Jakarta – Harga batu bara acuan di Asia melesat ke level tertinggi dalam hampir dua tahun terakhir. Lonjakan ini dipicu oleh gangguan pasokan akibat kebijakan ekspor baru dari Indonesia yang memicu keterlambatan pengiriman, di tengah lonjakan permintaan menjelang musim panas di kawasan Asia Timur Laut.
Sebagai eksportir batu bara terbesar di dunia, Indonesia bulan lalu menerapkan kebijakan baru untuk memperketat kendali atas pengiriman sejumlah komoditas utama. Sistem yang mulai diberlakukan pada Juni tersebut sempat memicu kebingungan di kalangan pelaku industri dan menyebabkan penundaan pada sejumlah pengiriman batu bara.

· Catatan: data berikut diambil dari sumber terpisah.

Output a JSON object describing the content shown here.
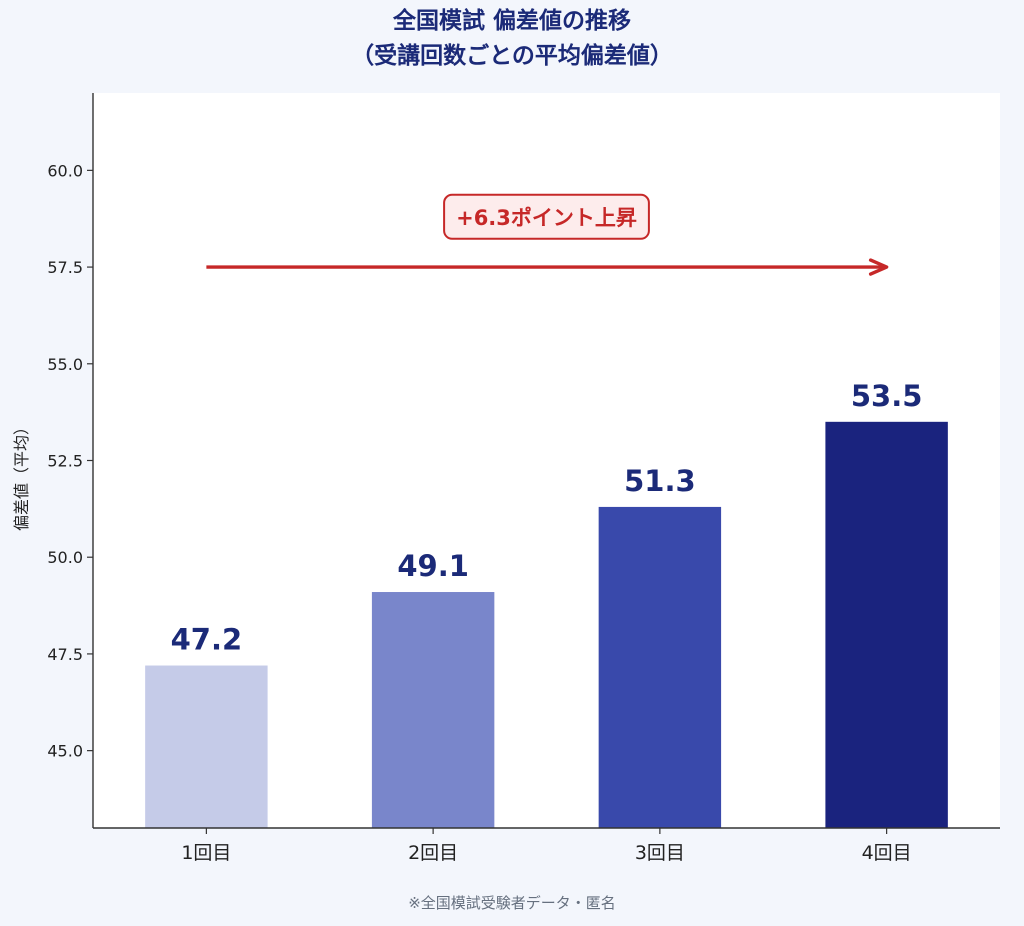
{
  "chart_data": {
    "type": "bar",
    "title": "全国模試 偏差値の推移",
    "subtitle": "（受講回数ごとの平均偏差値）",
    "categories": [
      "1回目",
      "2回目",
      "3回目",
      "4回目"
    ],
    "values": [
      47.2,
      49.1,
      51.3,
      53.5
    ],
    "value_labels": [
      "47.2",
      "49.1",
      "51.3",
      "53.5"
    ],
    "bar_colors": [
      "#c5cbe8",
      "#7986cb",
      "#3949ab",
      "#1a237e"
    ],
    "value_label_color": "#1b2a78",
    "xlabel": "",
    "ylabel": "偏差値（平均）",
    "ylim": [
      43.0,
      62.0
    ],
    "yticks": [
      45.0,
      47.5,
      50.0,
      52.5,
      55.0,
      57.5,
      60.0
    ],
    "ytick_labels": [
      "45.0",
      "47.5",
      "50.0",
      "52.5",
      "55.0",
      "57.5",
      "60.0"
    ],
    "grid": false,
    "annotation": {
      "text": "+6.3ポイント上昇",
      "arrow_from_category": 0,
      "arrow_to_category": 3,
      "arrow_y": 57.5,
      "text_y": 58.8,
      "color": "#c62828",
      "box_fill": "#fdecec"
    }
  },
  "source_note": "※全国模試受験者データ・匿名"
}
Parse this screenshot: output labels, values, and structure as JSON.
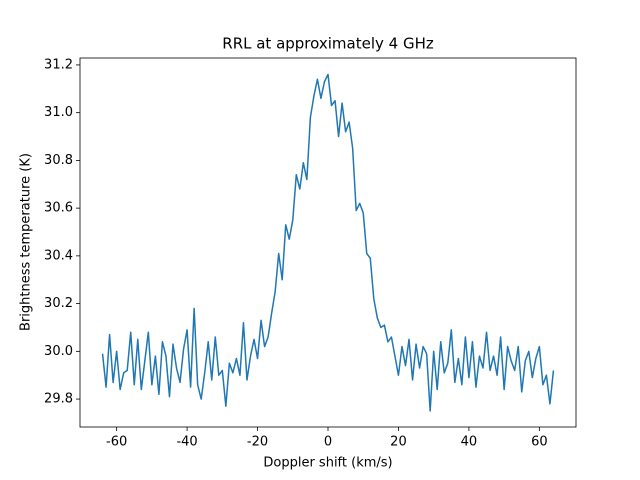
{
  "chart_data": {
    "type": "line",
    "title": "RRL at approximately 4 GHz",
    "xlabel": "Doppler shift (km/s)",
    "ylabel": "Brightness temperature (K)",
    "color": "#1f77b4",
    "grid": false,
    "x": [
      -64,
      -63,
      -62,
      -61,
      -60,
      -59,
      -58,
      -57,
      -56,
      -55,
      -54,
      -53,
      -52,
      -51,
      -50,
      -49,
      -48,
      -47,
      -46,
      -45,
      -44,
      -43,
      -42,
      -41,
      -40,
      -39,
      -38,
      -37,
      -36,
      -35,
      -34,
      -33,
      -32,
      -31,
      -30,
      -29,
      -28,
      -27,
      -26,
      -25,
      -24,
      -23,
      -22,
      -21,
      -20,
      -19,
      -18,
      -17,
      -16,
      -15,
      -14,
      -13,
      -12,
      -11,
      -10,
      -9,
      -8,
      -7,
      -6,
      -5,
      -4,
      -3,
      -2,
      -1,
      0,
      1,
      2,
      3,
      4,
      5,
      6,
      7,
      8,
      9,
      10,
      11,
      12,
      13,
      14,
      15,
      16,
      17,
      18,
      19,
      20,
      21,
      22,
      23,
      24,
      25,
      26,
      27,
      28,
      29,
      30,
      31,
      32,
      33,
      34,
      35,
      36,
      37,
      38,
      39,
      40,
      41,
      42,
      43,
      44,
      45,
      46,
      47,
      48,
      49,
      50,
      51,
      52,
      53,
      54,
      55,
      56,
      57,
      58,
      59,
      60,
      61,
      62,
      63,
      64
    ],
    "values": [
      29.99,
      29.85,
      30.07,
      29.87,
      30.0,
      29.84,
      29.91,
      29.92,
      30.08,
      29.86,
      30.05,
      29.84,
      29.96,
      30.08,
      29.86,
      29.98,
      29.82,
      30.04,
      29.98,
      29.81,
      30.03,
      29.93,
      29.87,
      30.01,
      30.09,
      29.85,
      30.18,
      29.86,
      29.8,
      29.91,
      30.04,
      29.88,
      30.06,
      29.9,
      29.92,
      29.77,
      29.95,
      29.91,
      29.97,
      29.9,
      30.12,
      29.88,
      29.98,
      30.05,
      29.97,
      30.13,
      30.02,
      30.06,
      30.16,
      30.25,
      30.41,
      30.3,
      30.53,
      30.47,
      30.55,
      30.74,
      30.68,
      30.79,
      30.72,
      30.98,
      31.07,
      31.14,
      31.06,
      31.13,
      31.16,
      31.03,
      31.05,
      30.9,
      31.04,
      30.92,
      30.96,
      30.85,
      30.59,
      30.62,
      30.58,
      30.41,
      30.39,
      30.22,
      30.14,
      30.1,
      30.11,
      30.04,
      30.06,
      29.98,
      29.9,
      30.02,
      29.94,
      30.05,
      29.88,
      30.03,
      29.93,
      30.02,
      29.99,
      29.75,
      30.0,
      29.84,
      30.04,
      29.91,
      29.95,
      30.09,
      29.87,
      29.97,
      29.86,
      30.06,
      29.89,
      30.04,
      29.85,
      29.98,
      29.93,
      30.08,
      29.92,
      29.98,
      29.9,
      30.06,
      29.84,
      30.02,
      29.96,
      29.92,
      30.02,
      29.83,
      29.96,
      30.0,
      29.89,
      29.97,
      30.02,
      29.86,
      29.9,
      29.78,
      29.92
    ],
    "xlim": [
      -70.4,
      70.4
    ],
    "ylim": [
      29.683,
      31.229
    ],
    "xticks": [
      -60,
      -40,
      -20,
      0,
      20,
      40,
      60
    ],
    "yticks": [
      29.8,
      {
        "value": 30.0,
        "label": "30.0"
      },
      30.2,
      30.4,
      30.6,
      30.8,
      {
        "value": 31.0,
        "label": "31.0"
      },
      31.2
    ]
  }
}
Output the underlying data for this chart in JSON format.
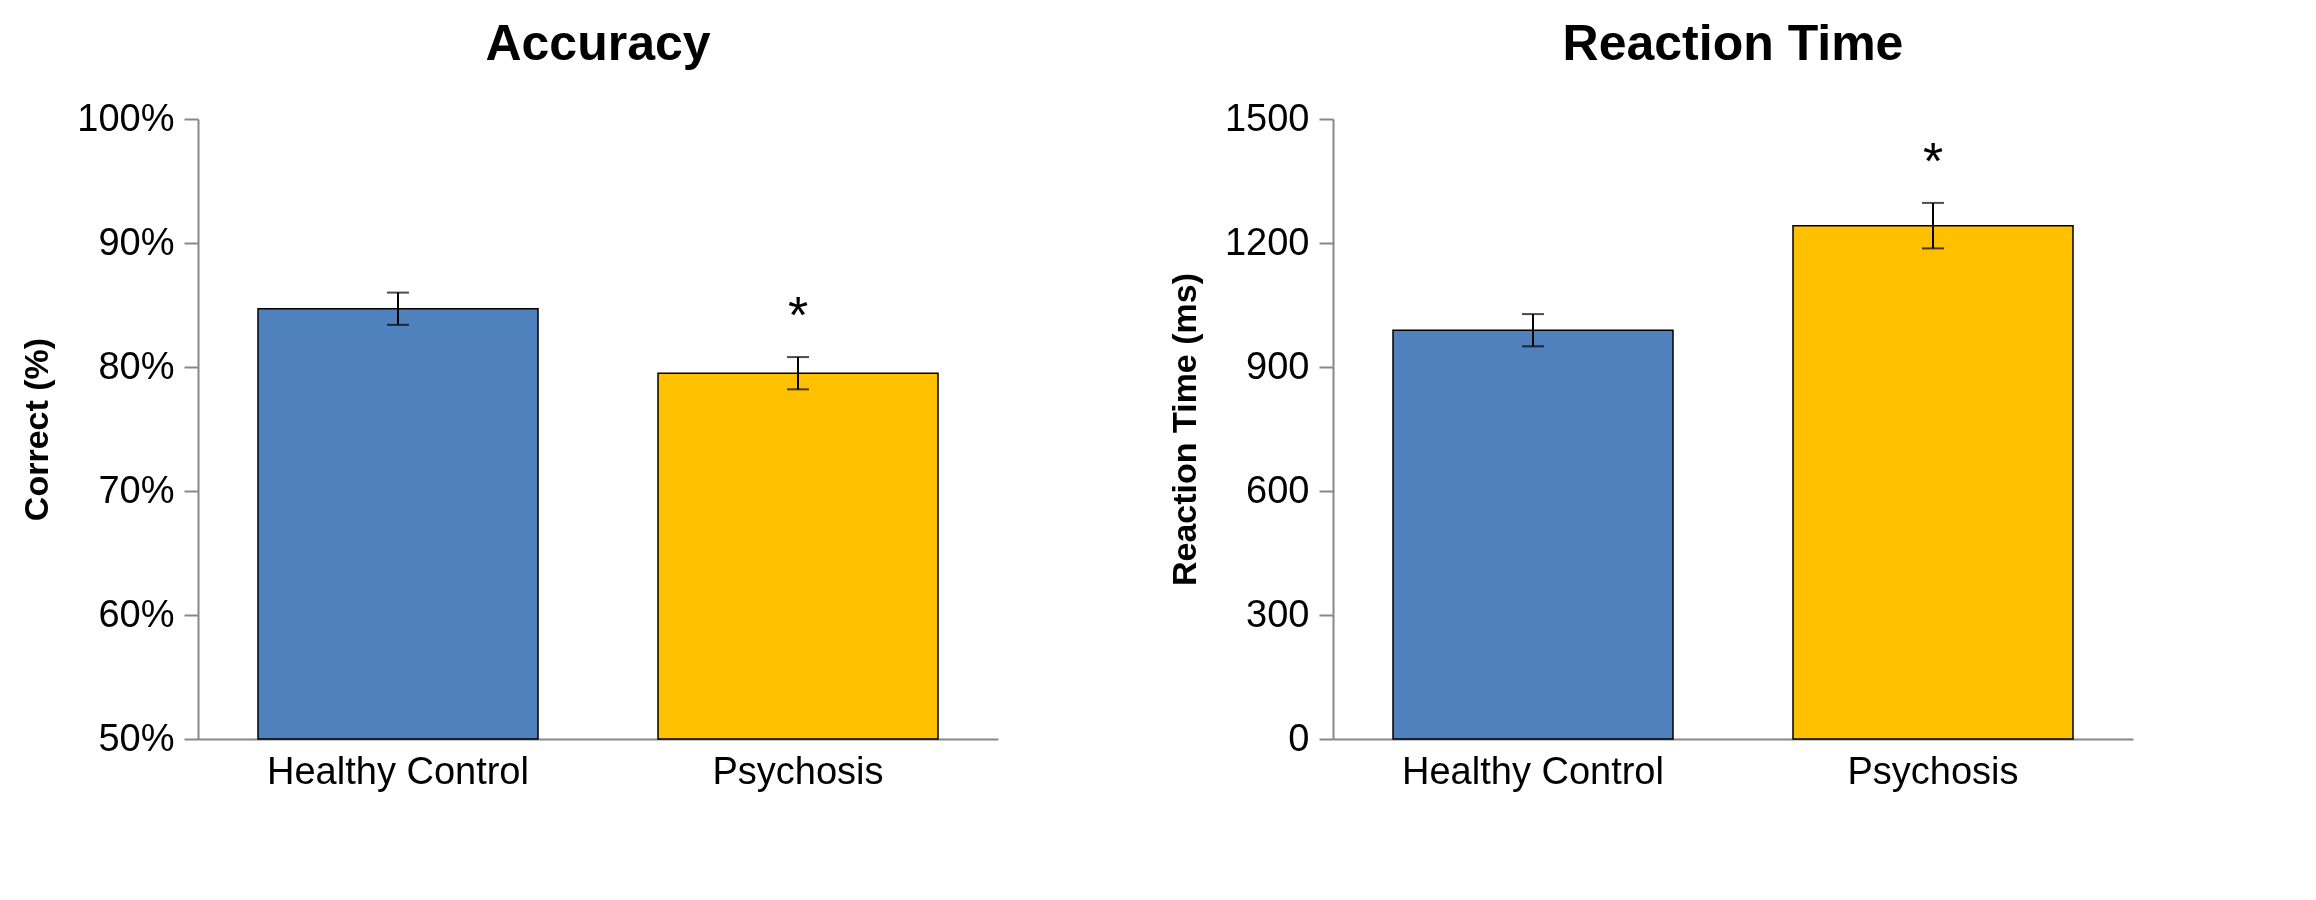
{
  "chart_data": [
    {
      "type": "bar",
      "title": "Accuracy",
      "ylabel": "Correct (%)",
      "categories": [
        "Healthy Control",
        "Psychosis"
      ],
      "values": [
        84.7,
        79.5
      ],
      "errors": [
        1.3,
        1.3
      ],
      "colors": [
        "#4f81bd",
        "#ffc000"
      ],
      "ylim": [
        50,
        100
      ],
      "yticks": [
        {
          "value": 50,
          "label": "50%"
        },
        {
          "value": 60,
          "label": "60%"
        },
        {
          "value": 70,
          "label": "70%"
        },
        {
          "value": 80,
          "label": "80%"
        },
        {
          "value": 90,
          "label": "90%"
        },
        {
          "value": 100,
          "label": "100%"
        }
      ],
      "grid": false,
      "annotations": [
        "*"
      ]
    },
    {
      "type": "bar",
      "title": "Reaction Time",
      "ylabel": "Reaction Time (ms)",
      "categories": [
        "Healthy Control",
        "Psychosis"
      ],
      "values": [
        989,
        1242
      ],
      "errors": [
        39,
        55
      ],
      "colors": [
        "#4f81bd",
        "#ffc000"
      ],
      "ylim": [
        0,
        1500
      ],
      "yticks": [
        0,
        300,
        600,
        900,
        {
          "value": 1200,
          "label": "1200"
        },
        {
          "value": 1500,
          "label": "1500"
        }
      ],
      "grid": false,
      "annotations": [
        "*"
      ]
    }
  ]
}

Kondisi ini membuat pasar memproyeksikan bahwa batu bara asal Australia akan memainkan peran yang lebih besar untuk menambal kekurangan pasokan yang terjadi saat ini.
Di sisi lain, permintaan batu bara diprediksi akan terus meningkat dalam beberapa bulan ke depan seiring dengan datangnya cuaca panas di Asia Timur Laut. Peningkatan suhu udara memicu penggunaan pendingin ruangan yang lebih intensif, terutama di negara konsumen besar seperti China, sehingga kebutuhan bahan bakar untuk pembangkit listrik ikut terkerek naik.
Kombinasi antara terbatasnya pasokan dan proyeksi permintaan yang menguat membuat harga batu bara di pasar Asia terus berada dalam tekanan kenaikan. Kini, pelaku pasar tengah mencermati dampak lanjutan dari kebijakan ekspor Indonesia terhadap dinamika arus perdagangan global.